Castellani underwent surgery to remove some bone chips in his right elbow and rehabilitated in time to once again participate in the Arizona Fall League, where the now 24-year-old pitcher was dominant in seven starts (albeit with a limited pitch count). He resumed his newfound ability to strike batters out, compiling 20 Ks in 16 2/3 innings while posting a 2.16 ERA against the type of notoriously good competition the AFL usually has to offer. And now, Castellani will get the chance to show he can pitch effectively against the highest level of competition.

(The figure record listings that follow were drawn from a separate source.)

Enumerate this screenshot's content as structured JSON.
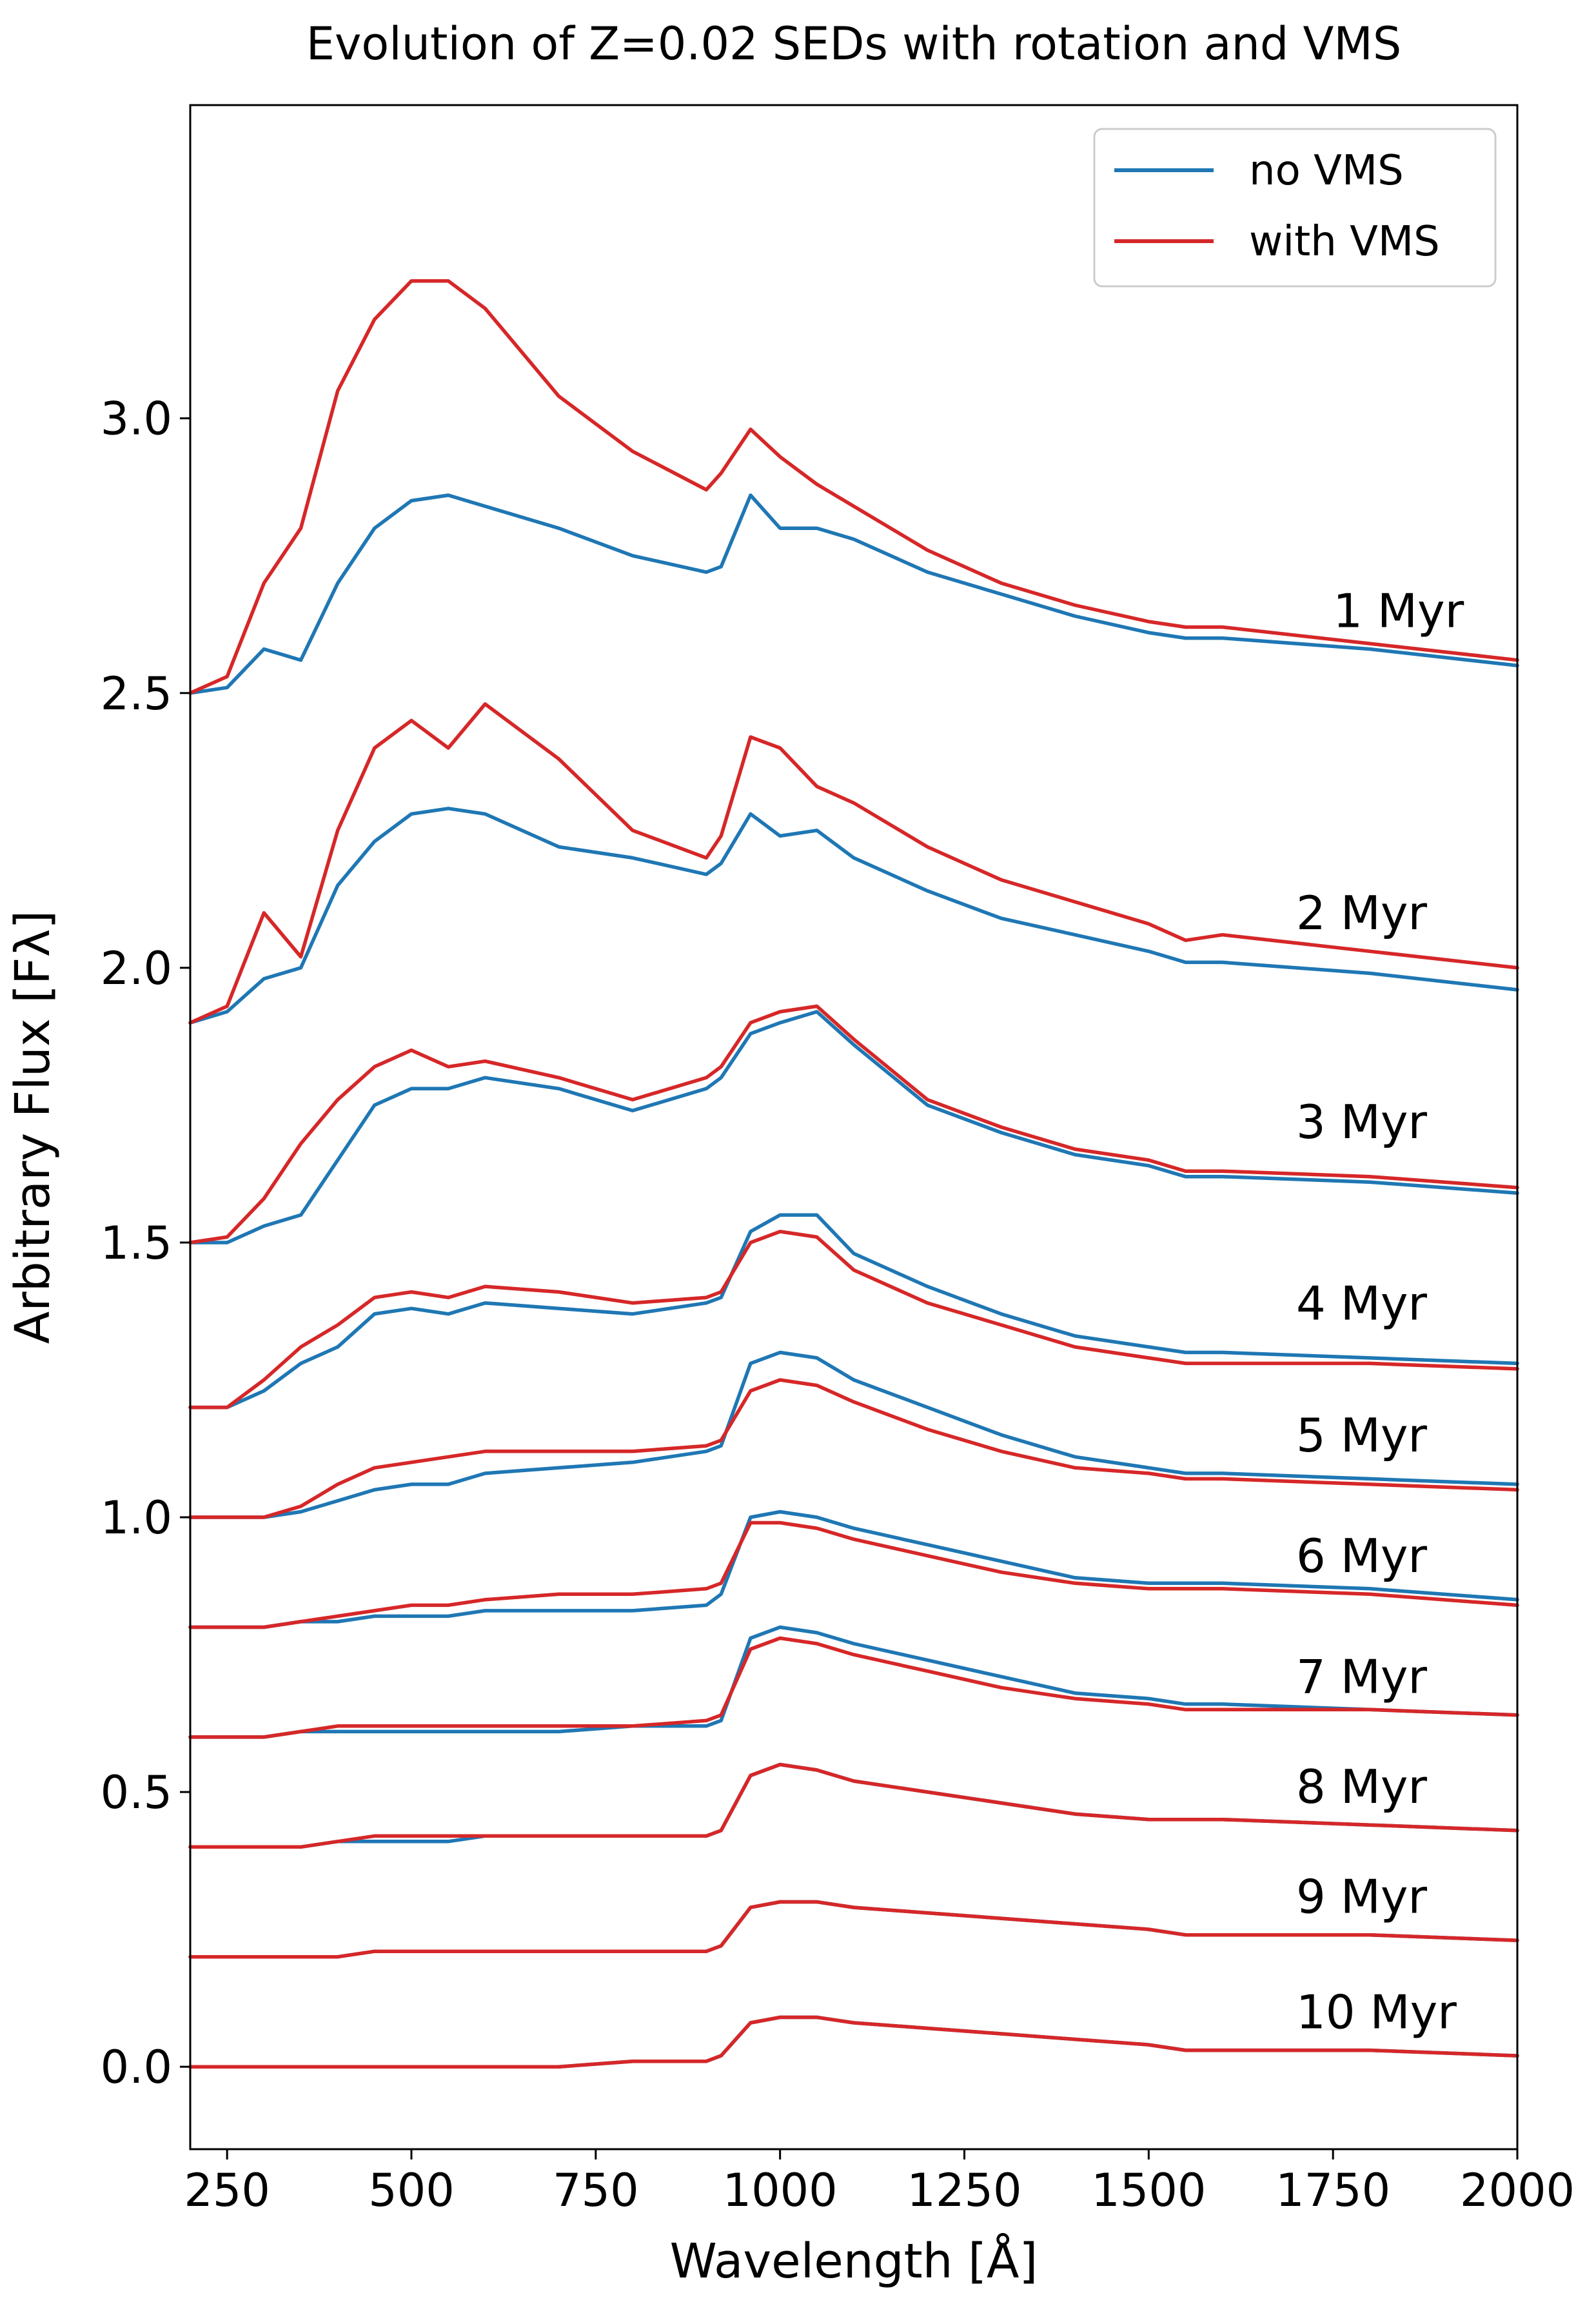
{
  "chart_data": {
    "type": "line",
    "title": "Evolution of Z=0.02 SEDs with rotation and VMS",
    "xlabel": "Wavelength [Å]",
    "ylabel": "Arbitrary Flux [Fλ]",
    "xlim": [
      200,
      2000
    ],
    "ylim": [
      -0.15,
      3.57
    ],
    "x_ticks": [
      250,
      500,
      750,
      1000,
      1250,
      1500,
      1750,
      2000
    ],
    "x_tick_labels": [
      "250",
      "500",
      "750",
      "1000",
      "1250",
      "1500",
      "1750",
      "2000"
    ],
    "y_ticks": [
      0.0,
      0.5,
      1.0,
      1.5,
      2.0,
      2.5,
      3.0
    ],
    "y_tick_labels": [
      "0.0",
      "0.5",
      "1.0",
      "1.5",
      "2.0",
      "2.5",
      "3.0"
    ],
    "grid": false,
    "legend": {
      "position": "top-right",
      "entries": [
        {
          "label": "no VMS",
          "color": "#1f77b4"
        },
        {
          "label": "with VMS",
          "color": "#d62728"
        }
      ]
    },
    "x": [
      200,
      250,
      300,
      350,
      400,
      450,
      500,
      550,
      600,
      700,
      800,
      900,
      920,
      960,
      1000,
      1050,
      1100,
      1200,
      1300,
      1400,
      1500,
      1550,
      1600,
      1800,
      2000
    ],
    "groups": [
      {
        "label": "1 Myr",
        "label_x": 1750,
        "label_y": 2.62,
        "no_vms": [
          2.5,
          2.51,
          2.58,
          2.56,
          2.7,
          2.8,
          2.85,
          2.86,
          2.84,
          2.8,
          2.75,
          2.72,
          2.73,
          2.86,
          2.8,
          2.8,
          2.78,
          2.72,
          2.68,
          2.64,
          2.61,
          2.6,
          2.6,
          2.58,
          2.55
        ],
        "with_vms": [
          2.5,
          2.53,
          2.7,
          2.8,
          3.05,
          3.18,
          3.25,
          3.25,
          3.2,
          3.04,
          2.94,
          2.87,
          2.9,
          2.98,
          2.93,
          2.88,
          2.84,
          2.76,
          2.7,
          2.66,
          2.63,
          2.62,
          2.62,
          2.59,
          2.56
        ]
      },
      {
        "label": "2 Myr",
        "label_x": 1700,
        "label_y": 2.07,
        "no_vms": [
          1.9,
          1.92,
          1.98,
          2.0,
          2.15,
          2.23,
          2.28,
          2.29,
          2.28,
          2.22,
          2.2,
          2.17,
          2.19,
          2.28,
          2.24,
          2.25,
          2.2,
          2.14,
          2.09,
          2.06,
          2.03,
          2.01,
          2.01,
          1.99,
          1.96
        ],
        "with_vms": [
          1.9,
          1.93,
          2.1,
          2.02,
          2.25,
          2.4,
          2.45,
          2.4,
          2.48,
          2.38,
          2.25,
          2.2,
          2.24,
          2.42,
          2.4,
          2.33,
          2.3,
          2.22,
          2.16,
          2.12,
          2.08,
          2.05,
          2.06,
          2.03,
          2.0
        ]
      },
      {
        "label": "3 Myr",
        "label_x": 1700,
        "label_y": 1.69,
        "no_vms": [
          1.5,
          1.5,
          1.53,
          1.55,
          1.65,
          1.75,
          1.78,
          1.78,
          1.8,
          1.78,
          1.74,
          1.78,
          1.8,
          1.88,
          1.9,
          1.92,
          1.86,
          1.75,
          1.7,
          1.66,
          1.64,
          1.62,
          1.62,
          1.61,
          1.59
        ],
        "with_vms": [
          1.5,
          1.51,
          1.58,
          1.68,
          1.76,
          1.82,
          1.85,
          1.82,
          1.83,
          1.8,
          1.76,
          1.8,
          1.82,
          1.9,
          1.92,
          1.93,
          1.87,
          1.76,
          1.71,
          1.67,
          1.65,
          1.63,
          1.63,
          1.62,
          1.6
        ]
      },
      {
        "label": "4 Myr",
        "label_x": 1700,
        "label_y": 1.36,
        "no_vms": [
          1.2,
          1.2,
          1.23,
          1.28,
          1.31,
          1.37,
          1.38,
          1.37,
          1.39,
          1.38,
          1.37,
          1.39,
          1.4,
          1.52,
          1.55,
          1.55,
          1.48,
          1.42,
          1.37,
          1.33,
          1.31,
          1.3,
          1.3,
          1.29,
          1.28
        ],
        "with_vms": [
          1.2,
          1.2,
          1.25,
          1.31,
          1.35,
          1.4,
          1.41,
          1.4,
          1.42,
          1.41,
          1.39,
          1.4,
          1.41,
          1.5,
          1.52,
          1.51,
          1.45,
          1.39,
          1.35,
          1.31,
          1.29,
          1.28,
          1.28,
          1.28,
          1.27
        ]
      },
      {
        "label": "5 Myr",
        "label_x": 1700,
        "label_y": 1.12,
        "no_vms": [
          1.0,
          1.0,
          1.0,
          1.01,
          1.03,
          1.05,
          1.06,
          1.06,
          1.08,
          1.09,
          1.1,
          1.12,
          1.13,
          1.28,
          1.3,
          1.29,
          1.25,
          1.2,
          1.15,
          1.11,
          1.09,
          1.08,
          1.08,
          1.07,
          1.06
        ],
        "with_vms": [
          1.0,
          1.0,
          1.0,
          1.02,
          1.06,
          1.09,
          1.1,
          1.11,
          1.12,
          1.12,
          1.12,
          1.13,
          1.14,
          1.23,
          1.25,
          1.24,
          1.21,
          1.16,
          1.12,
          1.09,
          1.08,
          1.07,
          1.07,
          1.06,
          1.05
        ]
      },
      {
        "label": "6 Myr",
        "label_x": 1700,
        "label_y": 0.9,
        "no_vms": [
          0.8,
          0.8,
          0.8,
          0.81,
          0.81,
          0.82,
          0.82,
          0.82,
          0.83,
          0.83,
          0.83,
          0.84,
          0.86,
          1.0,
          1.01,
          1.0,
          0.98,
          0.95,
          0.92,
          0.89,
          0.88,
          0.88,
          0.88,
          0.87,
          0.85
        ],
        "with_vms": [
          0.8,
          0.8,
          0.8,
          0.81,
          0.82,
          0.83,
          0.84,
          0.84,
          0.85,
          0.86,
          0.86,
          0.87,
          0.88,
          0.99,
          0.99,
          0.98,
          0.96,
          0.93,
          0.9,
          0.88,
          0.87,
          0.87,
          0.87,
          0.86,
          0.84
        ]
      },
      {
        "label": "7 Myr",
        "label_x": 1700,
        "label_y": 0.68,
        "no_vms": [
          0.6,
          0.6,
          0.6,
          0.61,
          0.61,
          0.61,
          0.61,
          0.61,
          0.61,
          0.61,
          0.62,
          0.62,
          0.63,
          0.78,
          0.8,
          0.79,
          0.77,
          0.74,
          0.71,
          0.68,
          0.67,
          0.66,
          0.66,
          0.65,
          0.64
        ],
        "with_vms": [
          0.6,
          0.6,
          0.6,
          0.61,
          0.62,
          0.62,
          0.62,
          0.62,
          0.62,
          0.62,
          0.62,
          0.63,
          0.64,
          0.76,
          0.78,
          0.77,
          0.75,
          0.72,
          0.69,
          0.67,
          0.66,
          0.65,
          0.65,
          0.65,
          0.64
        ]
      },
      {
        "label": "8 Myr",
        "label_x": 1700,
        "label_y": 0.48,
        "no_vms": [
          0.4,
          0.4,
          0.4,
          0.4,
          0.41,
          0.41,
          0.41,
          0.41,
          0.42,
          0.42,
          0.42,
          0.42,
          0.43,
          0.53,
          0.55,
          0.54,
          0.52,
          0.5,
          0.48,
          0.46,
          0.45,
          0.45,
          0.45,
          0.44,
          0.43
        ],
        "with_vms": [
          0.4,
          0.4,
          0.4,
          0.4,
          0.41,
          0.42,
          0.42,
          0.42,
          0.42,
          0.42,
          0.42,
          0.42,
          0.43,
          0.53,
          0.55,
          0.54,
          0.52,
          0.5,
          0.48,
          0.46,
          0.45,
          0.45,
          0.45,
          0.44,
          0.43
        ]
      },
      {
        "label": "9 Myr",
        "label_x": 1700,
        "label_y": 0.28,
        "no_vms": [
          0.2,
          0.2,
          0.2,
          0.2,
          0.2,
          0.21,
          0.21,
          0.21,
          0.21,
          0.21,
          0.21,
          0.21,
          0.22,
          0.29,
          0.3,
          0.3,
          0.29,
          0.28,
          0.27,
          0.26,
          0.25,
          0.24,
          0.24,
          0.24,
          0.23
        ],
        "with_vms": [
          0.2,
          0.2,
          0.2,
          0.2,
          0.2,
          0.21,
          0.21,
          0.21,
          0.21,
          0.21,
          0.21,
          0.21,
          0.22,
          0.29,
          0.3,
          0.3,
          0.29,
          0.28,
          0.27,
          0.26,
          0.25,
          0.24,
          0.24,
          0.24,
          0.23
        ]
      },
      {
        "label": "10 Myr",
        "label_x": 1700,
        "label_y": 0.07,
        "no_vms": [
          0.0,
          0.0,
          0.0,
          0.0,
          0.0,
          0.0,
          0.0,
          0.0,
          0.0,
          0.0,
          0.01,
          0.01,
          0.02,
          0.08,
          0.09,
          0.09,
          0.08,
          0.07,
          0.06,
          0.05,
          0.04,
          0.03,
          0.03,
          0.03,
          0.02
        ],
        "with_vms": [
          0.0,
          0.0,
          0.0,
          0.0,
          0.0,
          0.0,
          0.0,
          0.0,
          0.0,
          0.0,
          0.01,
          0.01,
          0.02,
          0.08,
          0.09,
          0.09,
          0.08,
          0.07,
          0.06,
          0.05,
          0.04,
          0.03,
          0.03,
          0.03,
          0.02
        ]
      }
    ]
  }
}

When Castellani is at his best, he’s capable of working in the mid-90s—all the way up to 97, in fact—with his fastball, although he generally settles in around 93-94 mph. He’s able to back it up with a slider that has a chance to be above average, but at this point, there’s not a lot beyond that. It would seem, then, that Castellani profiles best as a reliever, but the Rockies believe that his curveball can be a quality offering, with a change-up worthy of mixing in as well. And, with mechanics that look an awful lot like those of Max Scherzer, that makes Castellani an intriguing arm despite the fact that he’s never really put up great minor league numbers.
The key for Castellani on Saturday and beyond will be whether he can consistently throw strikes. He has struggled with that, even with the adjusted mechanics, ever since his repeat season at Double-A Hartford back in 2017. But if the work done by the Rockies’ pitching coaches so far in 2020 is any indication, Castellani could be a big surprise—and a major boon—for a rotation that is already receiving quality starts night after night.